Acórdão do Tribunal da Relação de Lisboa
Processo:
725/2004-7
Relator: SANTOS MARTINS
Descritores: ACIDENTE DE VIAÇÃO
AUTO-ESTRADA
VELOCIDADE EXCESSIVA
Nº do Documento: RL
Data do Acordão: 06/15/2004
Votação: UNANIMIDADE
Texto Integral: S
Privacidade: 1
Meio Processual: APELAÇÃO
Decisão: REVOGADA
Sumário: Em auto-estrada, não obstante seja permitida a condução de veículos a uma velocidade até 120 km/hora, também os respectivos condutores devem regular essa velocidade, de modo a ser evitada a ocorrência, previsível, de qualquer acidente/embate;
Não se mostrando provado que uma mancha de óleo numa auto-estrada tenha tido qualquer influência no despiste de um veículo automóvel, deve o seu condutor ser considerado único responsável pela produção dos danos ocasionados na sua viatura.
Decisão Texto Integral: I-Relatório

V. Machado intentou a presente acção declarativa, com processo ordinário, contra:
- Brisa - Auto-Estradas de Portugal, S.A., e,
- Cª de Seguros Fidelidade, S.A, pedindo a condenação solidária das Rés a pagarem-lhe, a título de danos patrimoniais, o montante de 6.309.450$00, acrescido dos respectivos juros de mora, desde a data da citação, até integral pagamento.

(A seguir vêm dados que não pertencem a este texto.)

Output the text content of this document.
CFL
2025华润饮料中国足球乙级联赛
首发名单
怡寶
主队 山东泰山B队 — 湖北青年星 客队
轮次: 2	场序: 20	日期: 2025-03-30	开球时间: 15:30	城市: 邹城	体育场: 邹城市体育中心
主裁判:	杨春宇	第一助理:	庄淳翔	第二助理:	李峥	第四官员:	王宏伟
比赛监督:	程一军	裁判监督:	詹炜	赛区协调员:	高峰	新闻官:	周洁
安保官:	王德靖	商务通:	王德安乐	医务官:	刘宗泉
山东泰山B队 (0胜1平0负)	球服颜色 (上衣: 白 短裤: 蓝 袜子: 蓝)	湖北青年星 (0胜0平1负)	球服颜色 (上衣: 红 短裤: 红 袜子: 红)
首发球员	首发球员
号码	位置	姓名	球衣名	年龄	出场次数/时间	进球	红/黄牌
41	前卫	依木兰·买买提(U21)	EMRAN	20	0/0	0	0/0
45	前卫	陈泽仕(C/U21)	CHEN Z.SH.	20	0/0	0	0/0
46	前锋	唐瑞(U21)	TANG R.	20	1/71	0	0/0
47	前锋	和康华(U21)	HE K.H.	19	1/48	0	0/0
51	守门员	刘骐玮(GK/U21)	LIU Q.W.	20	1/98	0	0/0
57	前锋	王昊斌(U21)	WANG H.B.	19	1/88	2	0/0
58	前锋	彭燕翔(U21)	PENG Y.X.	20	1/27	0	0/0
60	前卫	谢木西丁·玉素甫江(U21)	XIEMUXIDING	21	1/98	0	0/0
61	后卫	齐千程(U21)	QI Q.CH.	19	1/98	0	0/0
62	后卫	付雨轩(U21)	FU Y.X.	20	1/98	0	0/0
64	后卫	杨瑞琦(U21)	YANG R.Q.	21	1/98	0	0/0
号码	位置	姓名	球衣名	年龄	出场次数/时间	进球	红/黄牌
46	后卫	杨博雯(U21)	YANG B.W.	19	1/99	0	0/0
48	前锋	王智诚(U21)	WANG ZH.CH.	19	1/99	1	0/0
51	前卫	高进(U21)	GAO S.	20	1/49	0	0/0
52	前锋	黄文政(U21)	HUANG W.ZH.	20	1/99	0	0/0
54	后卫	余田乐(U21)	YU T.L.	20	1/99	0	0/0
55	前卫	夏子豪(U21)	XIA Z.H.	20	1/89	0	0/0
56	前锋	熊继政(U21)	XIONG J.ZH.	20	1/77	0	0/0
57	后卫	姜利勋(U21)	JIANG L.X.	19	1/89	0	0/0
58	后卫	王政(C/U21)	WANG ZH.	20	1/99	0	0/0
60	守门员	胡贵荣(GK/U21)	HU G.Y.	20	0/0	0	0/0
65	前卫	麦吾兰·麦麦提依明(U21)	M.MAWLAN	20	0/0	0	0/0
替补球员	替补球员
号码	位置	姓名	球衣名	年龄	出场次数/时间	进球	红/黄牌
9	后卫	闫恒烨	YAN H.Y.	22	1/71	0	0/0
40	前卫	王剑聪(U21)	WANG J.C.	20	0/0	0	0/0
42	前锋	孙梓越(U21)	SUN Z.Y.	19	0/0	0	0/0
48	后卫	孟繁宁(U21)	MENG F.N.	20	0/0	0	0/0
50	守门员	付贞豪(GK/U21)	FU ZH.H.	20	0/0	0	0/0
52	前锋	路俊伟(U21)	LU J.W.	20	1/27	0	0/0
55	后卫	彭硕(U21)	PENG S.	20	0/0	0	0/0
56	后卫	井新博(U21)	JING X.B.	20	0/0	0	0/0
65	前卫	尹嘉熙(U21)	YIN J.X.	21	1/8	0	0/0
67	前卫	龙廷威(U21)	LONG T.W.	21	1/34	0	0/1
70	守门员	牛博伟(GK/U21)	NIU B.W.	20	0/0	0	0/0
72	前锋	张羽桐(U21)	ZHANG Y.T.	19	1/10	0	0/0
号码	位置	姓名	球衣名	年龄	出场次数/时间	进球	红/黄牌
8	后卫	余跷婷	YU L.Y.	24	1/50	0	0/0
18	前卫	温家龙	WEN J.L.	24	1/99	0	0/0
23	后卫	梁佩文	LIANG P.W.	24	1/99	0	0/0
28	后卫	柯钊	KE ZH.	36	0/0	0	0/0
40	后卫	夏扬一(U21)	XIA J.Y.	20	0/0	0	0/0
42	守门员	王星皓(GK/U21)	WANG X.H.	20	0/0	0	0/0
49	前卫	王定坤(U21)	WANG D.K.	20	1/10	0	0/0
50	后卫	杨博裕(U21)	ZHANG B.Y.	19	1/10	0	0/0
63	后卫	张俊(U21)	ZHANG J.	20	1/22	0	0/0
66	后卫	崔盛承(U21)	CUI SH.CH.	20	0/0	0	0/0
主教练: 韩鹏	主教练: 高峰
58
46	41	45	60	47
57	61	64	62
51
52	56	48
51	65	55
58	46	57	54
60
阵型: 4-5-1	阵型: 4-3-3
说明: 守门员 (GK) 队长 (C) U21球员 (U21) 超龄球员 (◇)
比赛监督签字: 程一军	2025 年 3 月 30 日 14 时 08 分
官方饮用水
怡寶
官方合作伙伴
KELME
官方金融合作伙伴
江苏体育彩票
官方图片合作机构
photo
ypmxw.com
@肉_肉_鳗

Para tanto, no essencial, alegou que:
- No dia 23-12-98, pelas 01 horas, noite, portanto, na A 5, ao Km 7.800, ocorreu um acidente, que envolveu os veículos automóveis ligeiros, matrícula 13-....-LQ, conduzido pelo A., e 55-...-LQ, pertencente e conduzido por P. Bravo e o veículo pesado de mercadorias, com a matrícula 06-29-LS, pertencente à empresa Anboentulhos, Ldª e conduzido por J. Valentina;
- O A. circulava no sentido Lisboa-Cascais e, ao descrever uma curva ali existente, deparou com o referido veículo, 55-...-LQ atravessado na "sua faixa de rodagem" e voltado no sentido Cascais-Lisboa;
- Para não colidir com essa viatura, o A. foi forçado a desviar-se, pisando o óleo existente na faixa de rodagem, o que levou a que entrasse em despiste e fosse embater contra os separadores da Auto-Estrada em que circulava;-
- Após o embate/acidente, veio a saber que o óleo que originou o seu despiste havia sido derramado pelo também referido veículo pesado, matrícula 06-29-LS, segurado na Ré Fidelidade e que a viatura que estava parada na faixa em que circulava também se havia despistado, por causa do óleo derramado pelo pesado 06-29-LS;
- Em consequência desse acidente, a viatura do A. ficou completamente destruída, o que lhe causou um prejuízo, no valor de quatro milhões e quatrocentos mil escudos;
- Os salvados foram transportados para a Porsche-Portugal, tendo ainda a pagar, a título de parqueamento, a quantia de um milhão e catorze mil escudos;
- Desde a data do acidente, viu-se o A. privado da viatura, que era imprescindível para a sua actividade de empresário, obrigando-o a proceder ao aluguer de viaturas, gastando, para esse efeito, a quantia de 895.450$00;
- A responsabilidade do acidente é, solidariamente, das RR., a 1ª Ré porque está obrigada a assegurar que se circule em boas condições na via em causa e a 2ª Ré por a responsabilidade civil, relativa ao veículo pesado que derramou o óleo, estar transferida para si, sendo que esta Ré assumiu a culpa, quanto ao veículo 55-...-LQ
Citadas as RR., ambas contestaram.
Assim, no essencial, a Brisa alegou que:
- Referindo o A. que o acidente foi provocado pelo óleo derramado pela viatura pesada segurada pela 2ª Ré, não se compreende que também lhe seja imputada a responsabilidade no mesmo acidente;
- O auto elaborado pelas autoridades, junto aos autos, refere que o A. não utilizou, sequer, “a via abrangida pelo óleo, facto este que pode levar a que se conclua que o A. concorreu para o acidente, tudo levando a crer que circulava a uma velocidade superior a 100 Km/h;
- A R. não podia sinalizar a existência de óleo e o (do) despiste do veículo 55-...-LQ, pela simples razão de que desconhecia o sucedido, nem lhe era exigível que soubesse, uma vez que o acidente do A. ocorreu, logo de seguida, àqueles acontecimentos.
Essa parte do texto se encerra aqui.